A 14 heures, Mathilde Gabrièle dispose des paquets de riz sur une étagère, vérifie le stock de couches dans la réserve et entre le code d’une boîte de biscuits dans le logiciel informatique. La jeune femme prépare pour le lendemain la journée d’ouverture au public de l’épicerie solidaire et sociale du quartier des Sablons, au Mans(1). Dépendant du centre social Le Kaléidoscope, cette structure est ouverte un jour et demi par semaine à une cinquantaine de familles du quartier, de toutes origines, orientées là par les travailleurs sociaux de secteur. Depuis un an, cette professionnelle âgée de 23 ans est présente dans l’épicerie trois semaines par mois en tant qu’animatrice territoriale de l’aide alimentaire. Elle n’est pas employée par le centre social, mais par l’Association nationale de développement des épiceries solidaires (ANDES), un réseau qui compte 287 épiceries sociales en France(2) et auquel adhère celle du Mans. Son rôle : conseiller les 15 bénévoles de l’épicerie, dont la référente est Françoise Brion, salariée du centre social.
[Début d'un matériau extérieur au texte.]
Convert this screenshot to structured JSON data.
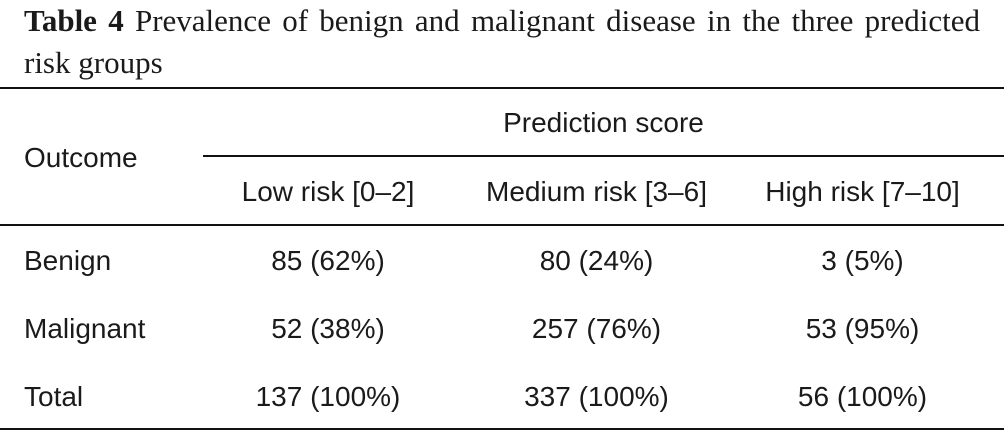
{
  "caption": {
    "label": "Table 4",
    "text": " Prevalence of benign and malignant disease in the three predicted risk groups"
  },
  "table": {
    "stub_header": "Outcome",
    "spanner": "Prediction score",
    "columns": [
      "Low risk [0–2]",
      "Medium risk [3–6]",
      "High risk [7–10]"
    ],
    "rows": [
      {
        "label": "Benign",
        "values": [
          "85 (62%)",
          "80 (24%)",
          "3 (5%)"
        ]
      },
      {
        "label": "Malignant",
        "values": [
          "52 (38%)",
          "257 (76%)",
          "53 (95%)"
        ]
      },
      {
        "label": "Total",
        "values": [
          "137 (100%)",
          "337 (100%)",
          "56 (100%)"
        ]
      }
    ]
  }
}
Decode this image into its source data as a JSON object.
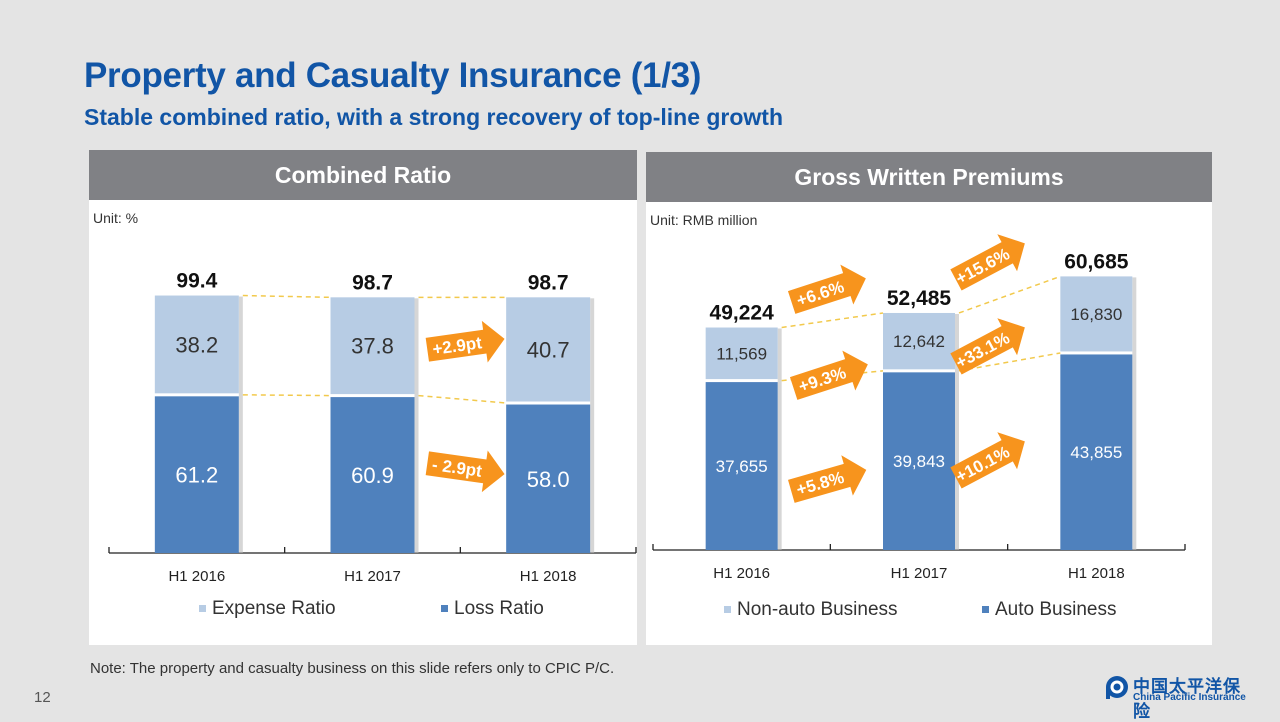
{
  "slide": {
    "title": "Property and Casualty Insurance (1/3)",
    "subtitle": "Stable combined ratio, with a strong recovery of top-line growth",
    "note": "Note: The property and casualty business on this slide refers only to CPIC P/C.",
    "page_number": "12",
    "logo": {
      "chinese": "中国太平洋保险",
      "english": "China Pacific Insurance",
      "icon": "cpic-logo-icon"
    }
  },
  "colors": {
    "title_blue": "#1155a6",
    "light_bar": "#b7cce4",
    "dark_bar": "#4f81bd",
    "arrow_orange": "#f7941d",
    "dashed_line": "#f2c94c",
    "header_grey": "#808185"
  },
  "chart_data": [
    {
      "type": "bar",
      "stacked": true,
      "title": "Combined Ratio",
      "unit_label": "Unit: %",
      "categories": [
        "H1 2016",
        "H1 2017",
        "H1 2018"
      ],
      "series": [
        {
          "name": "Loss Ratio",
          "values": [
            61.2,
            60.9,
            58.0
          ],
          "labels": [
            "61.2",
            "60.9",
            "58.0"
          ]
        },
        {
          "name": "Expense Ratio",
          "values": [
            38.2,
            37.8,
            40.7
          ],
          "labels": [
            "38.2",
            "37.8",
            "40.7"
          ]
        }
      ],
      "totals": [
        99.4,
        98.7,
        98.7
      ],
      "total_labels": [
        "99.4",
        "98.7",
        "98.7"
      ],
      "legend": [
        {
          "name": "Expense Ratio"
        },
        {
          "name": "Loss Ratio"
        }
      ],
      "legend_position": "bottom",
      "annotations": [
        {
          "text": "+2.9pt",
          "between": [
            "H1 2017",
            "H1 2018"
          ],
          "series": "Expense Ratio"
        },
        {
          "text": "- 2.9pt",
          "between": [
            "H1 2017",
            "H1 2018"
          ],
          "series": "Loss Ratio"
        }
      ],
      "ylim": [
        0,
        100
      ],
      "grid": false
    },
    {
      "type": "bar",
      "stacked": true,
      "title": "Gross Written Premiums",
      "unit_label": "Unit: RMB million",
      "categories": [
        "H1 2016",
        "H1 2017",
        "H1 2018"
      ],
      "series": [
        {
          "name": "Auto Business",
          "values": [
            37655,
            39843,
            43855
          ],
          "labels": [
            "37,655",
            "39,843",
            "43,855"
          ]
        },
        {
          "name": "Non-auto Business",
          "values": [
            11569,
            12642,
            16830
          ],
          "labels": [
            "11,569",
            "12,642",
            "16,830"
          ]
        }
      ],
      "totals": [
        49224,
        52485,
        60685
      ],
      "total_labels": [
        "49,224",
        "52,485",
        "60,685"
      ],
      "legend": [
        {
          "name": "Non-auto Business"
        },
        {
          "name": "Auto Business"
        }
      ],
      "legend_position": "bottom",
      "annotations": [
        {
          "text": "+6.6%",
          "between": [
            "H1 2016",
            "H1 2017"
          ],
          "series": "Total"
        },
        {
          "text": "+9.3%",
          "between": [
            "H1 2016",
            "H1 2017"
          ],
          "series": "Non-auto Business"
        },
        {
          "text": "+5.8%",
          "between": [
            "H1 2016",
            "H1 2017"
          ],
          "series": "Auto Business"
        },
        {
          "text": "+15.6%",
          "between": [
            "H1 2017",
            "H1 2018"
          ],
          "series": "Total"
        },
        {
          "text": "+33.1%",
          "between": [
            "H1 2017",
            "H1 2018"
          ],
          "series": "Non-auto Business"
        },
        {
          "text": "+10.1%",
          "between": [
            "H1 2017",
            "H1 2018"
          ],
          "series": "Auto Business"
        }
      ],
      "ylim": [
        0,
        62000
      ],
      "grid": false
    }
  ]
}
Mathilde Gabrièle fait partie de la deuxième promotion, tout juste formée par l’ANDES au nouveau métier d’animateur territorial de l’aide alimentaire. « Actuellement, nous disposons de 11 animateurs réseaux qui sont l’interface entre les épiceries sur le terrain, les acteurs institutionnels et notre association nationale, explique Romuald Corlou, responsable des ressources humaines à l’ANDES. Nous aurions besoin qu’ils soient plus nombreux, mais il est difficile de recruter car ce métier n’existe que chez nous. Il ne correspond à aucun diplôme. » En 2012, l’ANDES avait commencé par intégrer au sein de son réseau des services civiques afin qu’ils apportent un renfort aux animateurs, mais ils n’étaient pas formés. Puis, en 2013, l’association a profité du dispositif gouvernemental des emplois d’avenir pour créer une formation professionnalisante spécifique au poste d’animateur, destinée à des jeunes éloignés de l’emploi, recrutés pour un contrat de un an renouvelable deux fois.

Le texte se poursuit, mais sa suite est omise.